Sumadas las fuerzas democráticas dan más del 58% del espectro electoral nacional. El electorado ahora se encuentra dividido en dos, derechas e izquierdas. Es decir hay dos "polos" democráticos que no sólo se mantienen en relación a 1988, sino que es capaz de expresar en modo aún balbuceante lo que el país quiere como sistema político.
El Dr. Federico Franco, en todos sus discursos nos habla de democracia y libertad.

Recordamos al Dr. Franco que durante el Gobierno de Fernando Lugo, jamás faltaron estos derechos, el Pte. Lugo supo respetar nuestros derechos e individualidades, y que quizás antes del presidente Lugo, fueron otros liberales, quienes nos enseñaron y mostraron los principios liberales, que encierran la democracia y la libertad, y no fue usted precisamente.

Ojalá den ahora el segundo paso después de este pronunciamiento parlamentario y digan en concreto en qué pueden ayudar las organizaciones de Derechos Humanos en la superación de las taras totalitarias que sigue presentando nuestro sistema político.

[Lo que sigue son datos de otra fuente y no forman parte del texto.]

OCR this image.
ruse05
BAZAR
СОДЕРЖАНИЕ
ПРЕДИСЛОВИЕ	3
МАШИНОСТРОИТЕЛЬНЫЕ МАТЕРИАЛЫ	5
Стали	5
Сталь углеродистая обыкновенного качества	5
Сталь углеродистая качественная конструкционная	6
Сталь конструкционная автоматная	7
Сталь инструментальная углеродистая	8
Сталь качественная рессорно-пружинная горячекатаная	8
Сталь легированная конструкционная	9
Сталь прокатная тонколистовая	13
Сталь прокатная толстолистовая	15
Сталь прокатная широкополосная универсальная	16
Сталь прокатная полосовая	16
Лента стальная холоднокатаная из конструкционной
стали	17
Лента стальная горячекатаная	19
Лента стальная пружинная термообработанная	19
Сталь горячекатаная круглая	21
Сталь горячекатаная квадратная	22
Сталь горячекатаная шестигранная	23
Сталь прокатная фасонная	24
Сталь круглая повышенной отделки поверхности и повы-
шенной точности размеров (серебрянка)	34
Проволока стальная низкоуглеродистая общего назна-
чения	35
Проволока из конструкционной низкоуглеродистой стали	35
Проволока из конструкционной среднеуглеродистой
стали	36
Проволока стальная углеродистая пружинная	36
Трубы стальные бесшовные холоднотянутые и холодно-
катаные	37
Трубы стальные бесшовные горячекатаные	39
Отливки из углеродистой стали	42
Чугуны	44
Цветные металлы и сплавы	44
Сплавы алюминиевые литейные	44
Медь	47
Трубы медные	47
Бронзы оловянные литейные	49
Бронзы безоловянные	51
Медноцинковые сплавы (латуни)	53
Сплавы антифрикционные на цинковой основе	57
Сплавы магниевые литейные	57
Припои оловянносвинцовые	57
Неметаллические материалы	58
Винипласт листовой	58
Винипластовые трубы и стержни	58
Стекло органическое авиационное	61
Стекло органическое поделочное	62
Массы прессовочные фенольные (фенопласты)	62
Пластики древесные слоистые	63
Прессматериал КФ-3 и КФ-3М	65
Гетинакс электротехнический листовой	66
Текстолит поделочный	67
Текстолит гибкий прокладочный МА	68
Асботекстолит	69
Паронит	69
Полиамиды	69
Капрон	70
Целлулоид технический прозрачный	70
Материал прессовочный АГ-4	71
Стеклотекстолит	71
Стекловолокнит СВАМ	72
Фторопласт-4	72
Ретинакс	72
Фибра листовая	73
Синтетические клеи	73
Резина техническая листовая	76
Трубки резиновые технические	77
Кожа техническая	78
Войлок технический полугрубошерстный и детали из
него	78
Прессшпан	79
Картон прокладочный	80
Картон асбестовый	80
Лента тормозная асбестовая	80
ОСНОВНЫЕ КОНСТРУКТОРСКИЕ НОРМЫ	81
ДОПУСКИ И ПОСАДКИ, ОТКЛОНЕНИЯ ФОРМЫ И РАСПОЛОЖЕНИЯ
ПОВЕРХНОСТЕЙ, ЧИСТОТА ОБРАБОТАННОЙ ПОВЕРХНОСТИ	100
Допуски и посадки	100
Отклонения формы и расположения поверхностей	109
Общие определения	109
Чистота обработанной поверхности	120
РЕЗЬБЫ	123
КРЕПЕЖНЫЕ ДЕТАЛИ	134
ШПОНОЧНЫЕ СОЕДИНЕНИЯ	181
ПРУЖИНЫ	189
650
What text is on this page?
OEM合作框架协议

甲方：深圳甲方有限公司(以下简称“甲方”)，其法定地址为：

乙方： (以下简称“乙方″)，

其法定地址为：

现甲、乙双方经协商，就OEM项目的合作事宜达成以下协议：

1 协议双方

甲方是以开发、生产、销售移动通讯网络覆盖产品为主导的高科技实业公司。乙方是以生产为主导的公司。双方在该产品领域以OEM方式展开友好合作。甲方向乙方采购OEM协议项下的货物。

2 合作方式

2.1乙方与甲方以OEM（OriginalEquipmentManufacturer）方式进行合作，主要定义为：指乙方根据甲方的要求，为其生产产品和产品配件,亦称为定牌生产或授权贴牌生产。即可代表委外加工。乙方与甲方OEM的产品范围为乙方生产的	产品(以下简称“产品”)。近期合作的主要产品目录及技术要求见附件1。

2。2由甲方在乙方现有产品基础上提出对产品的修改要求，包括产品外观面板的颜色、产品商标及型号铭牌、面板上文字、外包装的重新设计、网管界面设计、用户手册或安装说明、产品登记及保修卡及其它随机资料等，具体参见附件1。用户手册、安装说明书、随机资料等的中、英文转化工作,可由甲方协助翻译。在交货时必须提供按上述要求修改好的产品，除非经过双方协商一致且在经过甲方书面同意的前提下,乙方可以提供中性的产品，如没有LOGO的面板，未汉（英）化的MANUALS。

Que la globalización ha transformado nuestras vidas, qué duda cabe, las tecnologías de la comunicación, la multi nacionalización de la producción, la aparición y transmisión de nuevas enfermedades que recorren e infectan al Globo a gran velocidad, entre otras. Esto ha llevado al sociólogo inglés Anthony Giddens a decir que el mundo se ha desbocado (die entfesseltewelt) por causa de la "globalización de la palabra" en los medios de comunicación y ha cambiado nuestras vidas.